Oh, Gen… My love for snarky thieves was not born with you, but it certainly was cemented. Megan Whalen Turner (these books are also on my tattoo) really has a flair for effortlessly combining history with magic and turning it into something wholly new and exciting.

Gen’s story of deception first introduced me to the concept of a narrator with something to hide—and the lovely twist at the end keeps me coming back to this one over and over again.

I see Gen and the influence of these books in my work and I can only hope that I do that influence justice. As authors/writers we often try to say we are original—but that simply isn’t so. We are influenced by every moment. Every interaction that sticks  in our mind from our daily routine, every book that burrowed it’s way into our brain and stayed there.

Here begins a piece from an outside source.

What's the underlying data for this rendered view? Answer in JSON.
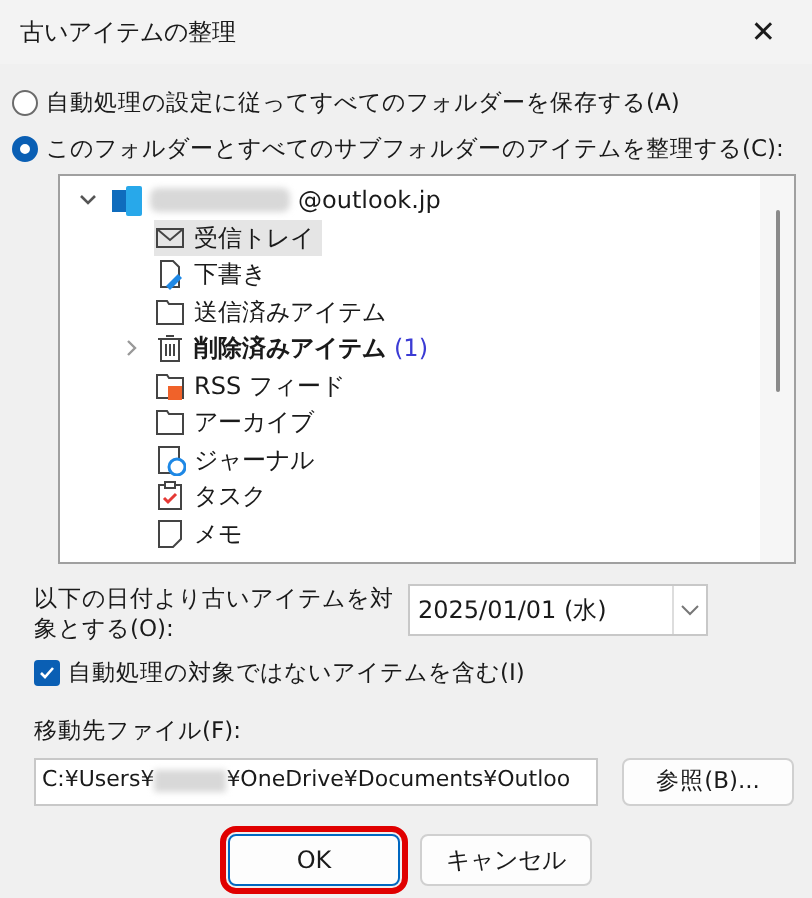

So it is for me with The Thief. I loved every book in this series deeply, and I would not be the writer I am today had I not read them.

Thursday, October 23, 2014

Inspiring Books of the Day: The Harper Series





Okay, let's talk about The Harpers books! Goodness there are so many badass ladies to talk about. We'll go around the way clockwise.

First of we have Alias who I believe first appeared in Azure Bonds and is a super amazing red head with sword skills. I was deep into D&D at the time and I read FIFTEEN Harper novels in like...a week. I kept the stack next to my pillow and devoured them. Just couldn't stop.

Then there's Storm, who I adored so much I based EVERY D&D character for like three years off of her and still have several old stories with characters called Storm in them. It left me with a penchant for silver-haired ladies in my books...

RUHA! Ruha is an amazing lady. She withstands being ostracized, she takes charge and in the end she is the master of her own fate. I wish we would have seen more of her passed The Veiled Dragon (And maybe there is another one, but I haven't read anything post-2003?).
Arilyn, you inspired my naming everyone with a color in their last name for about five years and my thing for orphans and misfits and asshole families. (I was having issues with my own parents at the time, I was in middle school).

I read these before I even got to Kel and Harry. (See my previous posts tagged #ladies with swords). While the authors never seemed to matter much to me at the time, I can point to Elaine Cunningham, Ed Greenwood, Kate Novak, Jeff Grubb and Troy Denning now as my favorite authors in the Harpers series. Well, other than R.A. Salvatore because speaking of outcasts I will always love Drizzt...

Tuesday, October 21, 2014

Inspiring Author of the Day: Robin McKinley



Robin McKinley has a place of honor on my tattoo and this book is the reason. I read Harry before Alanna, before Kel. I read her story and I was in love. Here was girl who found herself in a world she didn't understand and yet with every passing moment felt an abiding love for that world. Found a skill she never thought she would possess.

Harry set me on a path in my writing to strive for a female protagonist that was worthy of being compared to her. It also had me naming all of my ladies in masculine fashion (I can't help it). I read The Blue Sword before The Hero and the Crown, and to be honest it's my preferred book over the latter.

If you're looking for an uplifting story about a woman who doesn't have to hide who she is, who takes her destiny in her own hands--this is a book you have to read.
It is a book that will never leave my heart.